Roman Przibylla compare le boom actuel de l'IA à l'introduction d'Internet et plus tard du cloud. «Il y a des phases d'exagération suivies d'une sélection. A long terme, les plateformes et les infrastructures restent les constantes.» Il reconnaît notamment un fort potentiel dans les entreprises qui permettent réellement l'utilisation massive de l'IA, que ce soit par la puissance de calcul, le stockage ou la mise à disposition d'énergie.
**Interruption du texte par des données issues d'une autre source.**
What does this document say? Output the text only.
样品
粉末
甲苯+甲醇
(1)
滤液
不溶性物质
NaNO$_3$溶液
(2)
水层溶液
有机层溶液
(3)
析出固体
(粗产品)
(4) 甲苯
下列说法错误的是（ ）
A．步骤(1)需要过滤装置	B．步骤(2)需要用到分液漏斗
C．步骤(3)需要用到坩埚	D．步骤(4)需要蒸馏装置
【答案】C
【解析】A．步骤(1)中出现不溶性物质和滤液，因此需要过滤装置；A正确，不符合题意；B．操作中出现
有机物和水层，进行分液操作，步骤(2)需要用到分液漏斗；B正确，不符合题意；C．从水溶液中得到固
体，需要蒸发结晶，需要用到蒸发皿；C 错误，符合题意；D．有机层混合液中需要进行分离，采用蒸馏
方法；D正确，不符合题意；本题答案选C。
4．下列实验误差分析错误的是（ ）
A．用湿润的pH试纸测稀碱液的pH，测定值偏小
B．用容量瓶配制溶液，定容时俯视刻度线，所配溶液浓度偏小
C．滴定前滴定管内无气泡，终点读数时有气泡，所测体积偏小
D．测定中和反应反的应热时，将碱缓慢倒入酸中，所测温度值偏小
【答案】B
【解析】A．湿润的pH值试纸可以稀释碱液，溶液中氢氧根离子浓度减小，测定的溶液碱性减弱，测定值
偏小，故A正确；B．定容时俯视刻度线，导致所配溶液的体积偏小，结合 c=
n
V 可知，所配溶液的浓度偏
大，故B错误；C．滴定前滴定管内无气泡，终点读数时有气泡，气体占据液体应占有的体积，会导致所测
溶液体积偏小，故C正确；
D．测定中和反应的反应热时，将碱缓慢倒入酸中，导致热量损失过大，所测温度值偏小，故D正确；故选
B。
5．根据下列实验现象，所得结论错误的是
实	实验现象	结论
Sans oublier les logiciels qui permettent véritablement de gagner en efficacité . «Si les coûts diminuent, le chiffre d'affaires augmente«, souligne l'expert.

«Les marchés aiment la stabilité»

Il est intéressant de constater que les cryptomonnaies, et notamment le bitcoin, ne bénéficient pas de la même effervescence que les marchés boursiers. «Le bitcoin réagit davantage à la liquidité mondiale, aux signaux réglementaires et aux facteurs internes d'offre et de demande», explique Roman Przibylla.

Il ajoute que les tensions géopolitiques jouent actuellement un rôle encore plus important. La guerre en Ukraine, les tensions entre Trump et Poutine et le non-respect des frontières de l'OTAN ont un potentiel d'escalade considérable. Certes, les marchés intègrent souvent les conflits dans leurs prix, mais chaque nouveau niveau d'escalade, par exemple dans les chaînes d'approvisionnement ou les prix de l'énergie, peut déclencher de vives réactions.

«Pour les portefeuilles, cela signifie: diversifier, diversifier et encore diversifier», dit-il. Avec Trump, la politique américaine est particulièrement dans la ligne de mire des Occidentaux. «La politique fixe le cadre, les bénéfices font monter les cours. Les marchés aiment la stabilité. Plus les orientations politiques sont précises, moins les fluctuations sont importantes.» Dans ce contexte, les revirements de Donald Trump n'aident évidemment pas.